Already, we see academic papers suggesting waterfall-like approaches to tasks, where multiple models (also known as agents) are lined in an assembly line of sorts, passing their output to the next one. I am also seeing experiments with parallel workstreams, converging together to be ranked. Each of the juncture points in these flows is a “virtual knowledge worker”. Perhaps not in the way Frederic Laloux intended, we are reinventing organizations.

It is quite possible (likely?) that organizations we will work in will include both human and non-human workers in them. These organizations will face the same challenges that any organization will face, and likely more new challenges that we haven’t even considered. There will be levels. Simple tasks performed by armies of lower-nomenclature model-powered workers (we’ll probably call them bots). More complex tasks performed by more expensive models. People will likely be supervising, directing, or tuning knowledge work. There might be an entirely new discipline of virtual organization development that emerges as a way of studying and finding more effective ways to conduct organizations that include model-based agents as part of their workforce.

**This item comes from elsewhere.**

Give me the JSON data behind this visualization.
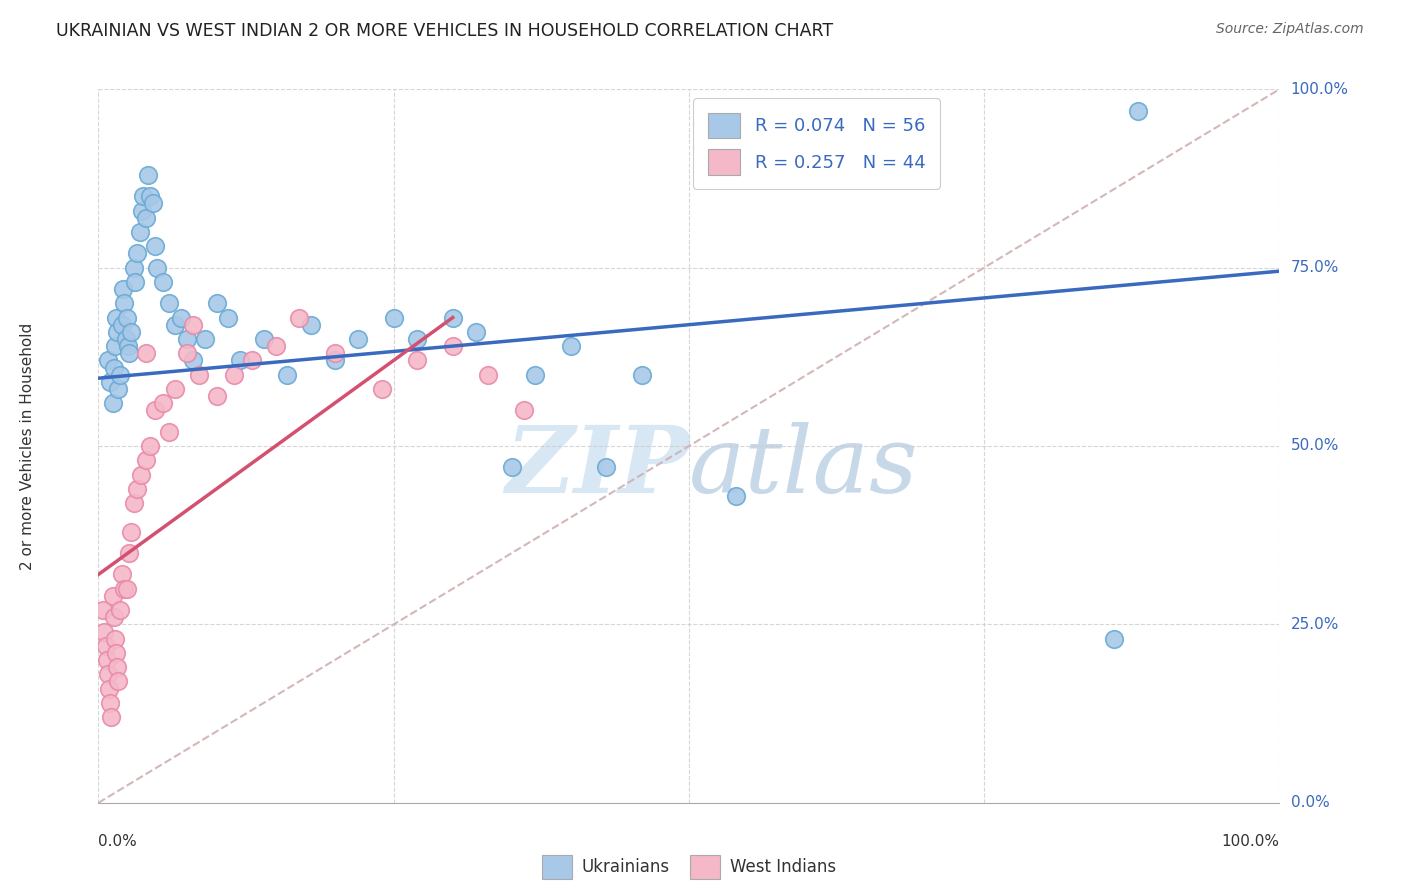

This may not come to pass. However, what feels right in this picture is that humans will still be there. And because we are unpredictable, volatile humans, who come and go, who change our minds – there will always be a need to maintain a semblance of predictability around the business that owes the organization its existence. And because of that, the relatively more predictable and malleable workers might just serve as the organization development putty: keep adjusting the mixture of non-human workers in the organization to retain its strengths as people leave and join the organization – or change within it.

Perhaps in this future, we will ask not the question of whether or not AI will replace humans – but rather the question of how non-human knowledge workers can scaffold around us  in a way that complements our gifts and gives us space to develop and grow.